貧乏国の悪役令嬢、金儲けに必死になってたら婚約破棄されました【短編】
「あの、今買ったお菓子、日持ちする王都の友達へのお土産にいたしますが、もしかするとお菓子付きの友達の家の者が、レシピを伺いに来るかもしれません……。その、お手数をお掛けいたしますが、その時は対応をお願いいたします。もちろん、教えられないことに関しては教えなくても構いませんから」
 さすがにまだ正体を明かすわけにはいかないので、公爵家の者がとは言えない。だけど、突然公爵家の者が訪ねてきたらびっくりさせちゃうと思うんだよね。

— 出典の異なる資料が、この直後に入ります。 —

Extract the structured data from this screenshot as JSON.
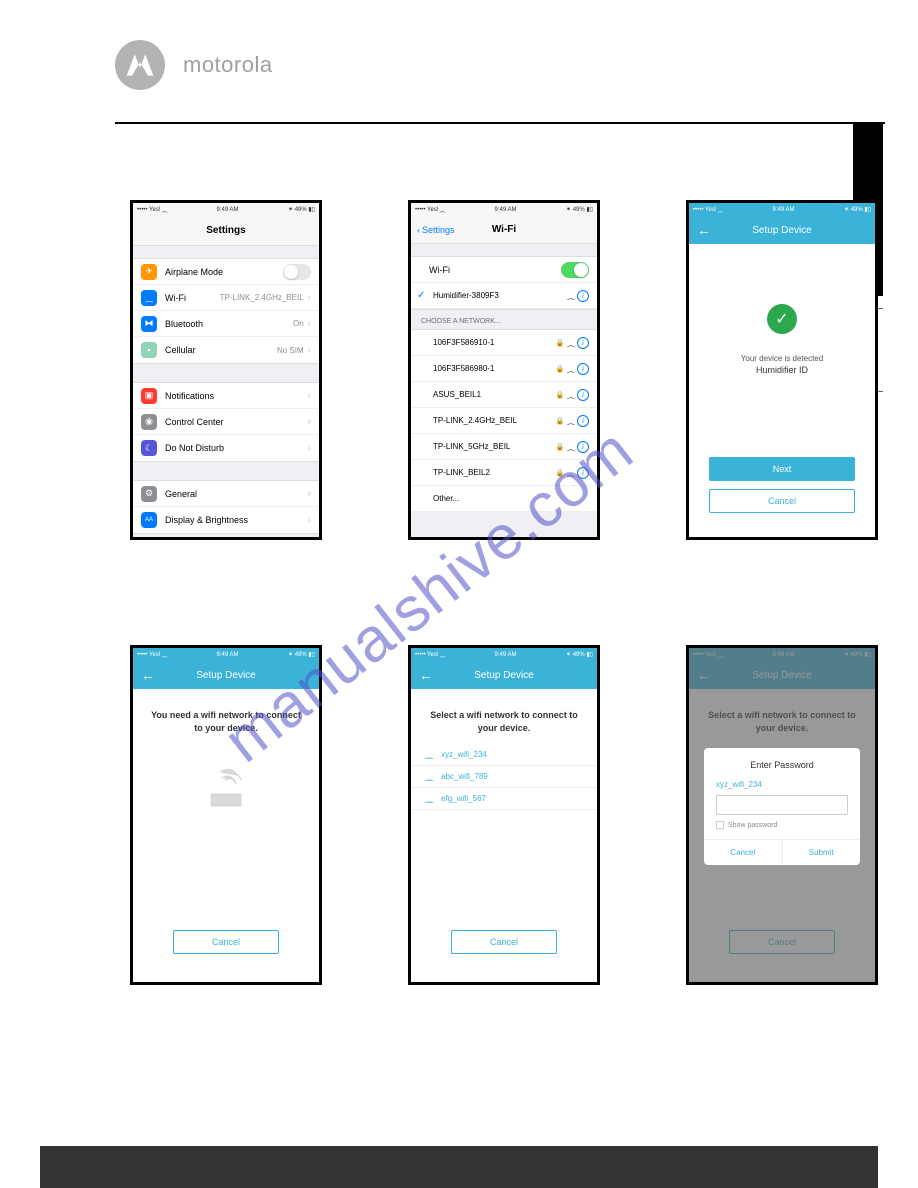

 あらかじめこう言っておけば「前に買いに来た人の王都の友達と、やらがまさかの偉い人だったんだ、びっくり」くらいで済むと思う。
 ……すまないかな?まあいいか。
 まだ、お菓子を食べてもいないし、計画を持ち帰って検討もしてない段階で、いろいろ余計なことを言うわけにもいかないもんね。
 買い物を終えて外に出る。
 でもって、道行く人に声をかけた。女子ね。女子。
 これでも婚約者がいる身ですから、私から男性に声をかけるわけにはいきません。
 って、ふふふ、なんか、楽しい。婚約者がいる身っていうフレーズ楽しいわ。

 女子に声をかけたのは単にお菓子のことを尋ねるのには男子よりもふさわしいと思っただけだよ。
「今こちらのお店でお菓子を買ったのですが、この街にはほかに美味しいものどこかに売っていませんか?」
 パン屋にもシナモンパンという美味しいものが売っていると情報をゲット。
 行くわよ、サラ!
 ええ、お嬢様!
 っていうツーカーを発揮して顔を見合わせるだけで心が通じるって素敵!
 ん?サラの顔が3件目に向かう時には若干「ええ、お嬢様!」から「ええー?またですかぁ」的なものに見えたけれど、気のせいね。うん、気のせいよ。
 というわけで、2軒目でシナモンレーズンパンと、シナモンハニーパンを購入。3軒目では、シナモンの香り袋を買いました。
 なんと、あのうっとおしい、刺されるとかゆくなるし、赤くなるし、迷惑なぶぅーんって飛んでくる虫よけになるそうです!
 うわー、これは、また、新たな販路開発ができそうです!
 どうやって売り込みましょうか。
 くくく、金に匂いがするぜ。
 シナモンの匂い袋をクンカクンカしながら、にやりと笑う。